When the 150-foot-by-3,000-foot pioneer strip was laid at Marston in November 1941, it took eleven days, including the time to clear and grade an area 350 feet by 3,800 feet and move some 50,000 cubic yards of earth. This was regarded as breathtaking speed, but during the war years, it was exceeded many times and in circumstances beyond any imagination in 1941.

Almost a half century after World War II, a tourist wandering the back roads of rural Algeria, Italy, Sicily, southern France, the Philippines, or a host of South Pacific islands may still find evidence of Marston mat. It is not laid flat, but sometimes stands vertically with one end buried a few feet in the earth, the other pointing skyward—coincidental monuments symbolizing an original function.

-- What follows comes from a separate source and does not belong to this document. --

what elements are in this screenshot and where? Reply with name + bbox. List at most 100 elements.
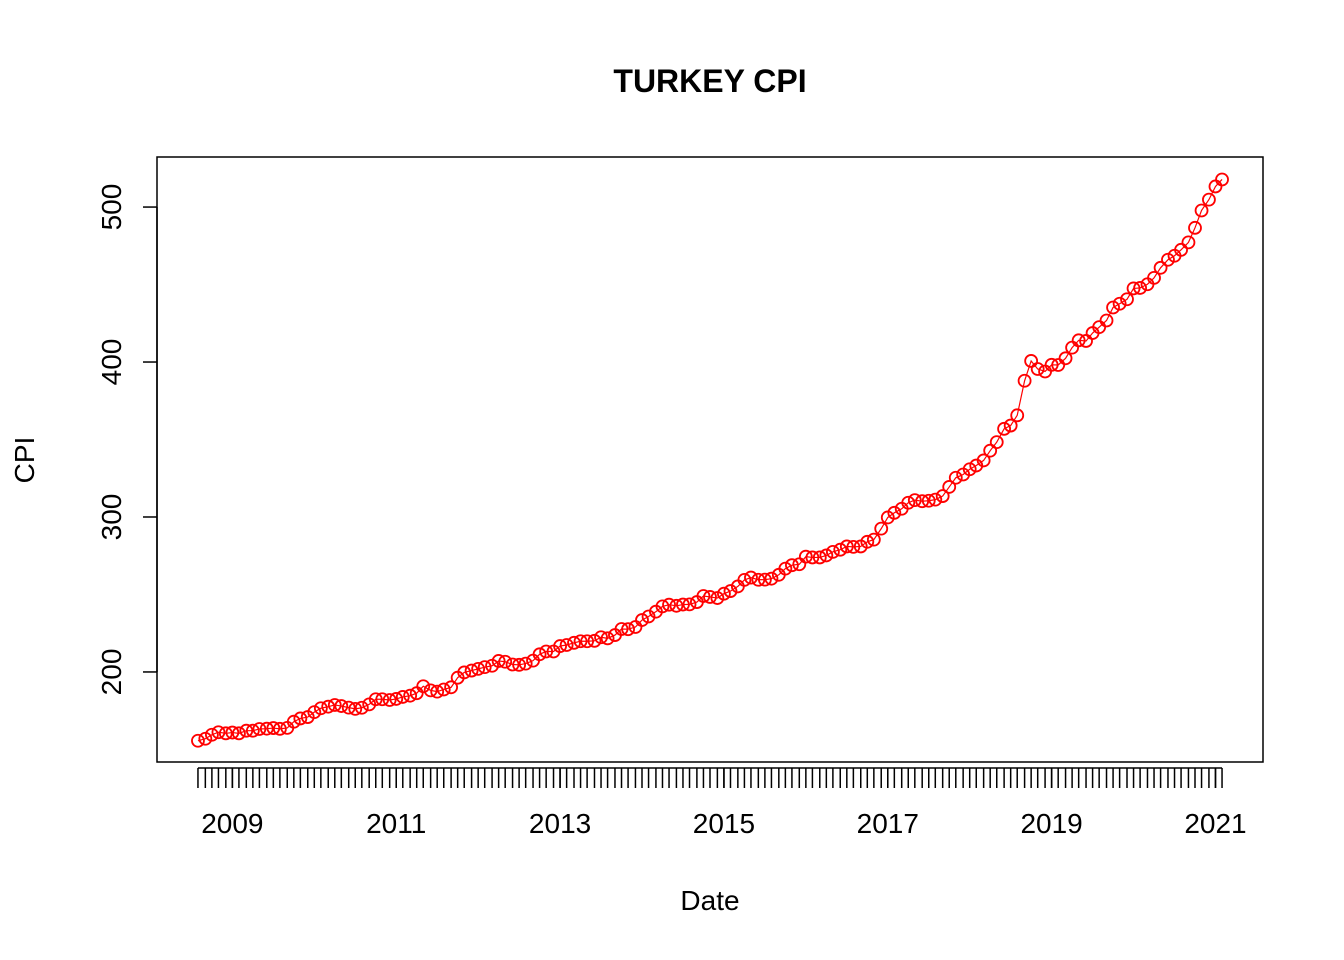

After 1945, thousands of farmers or rural householders collected the abandoned runway mat, pressing its hooks and slots together to create fences and walls that are still stand­ing today. They are the hilt of a terri­ble sword that has been transformed into the proverbial plowshare: si­lent memorials to an air war of long ago.

Perversely, one place where a sample of Marston mat will not be found is among the World War II exhibits of any aviation museum. Here will be found the stuff of “aces” and airplanes and almost no end of sentimental ephemera. But there is nary a word about, much less a sample of, this dramatically simple invention that with minimum effort and maximum speed carried American combat aviation to the ends of the earth.

During 1941-45, Marston mat created the footprint of global air-power. Although not possessed of glamor or the mystique of “break­throughs,” Marston mat neverthe­less ranks as one of the most subtle, versatile, and ultimately devastating “secret weapons” of World War II.

Richard K. Smith is the author of The Airships Akron and Macon: Flying Aircraft Carriers of the US Navy and the prizewinning First Across! The US Navy’s Transatlantic Flight of 1919, both published by the US Naval Institute. This is his first article for AIR FORCE Magazine.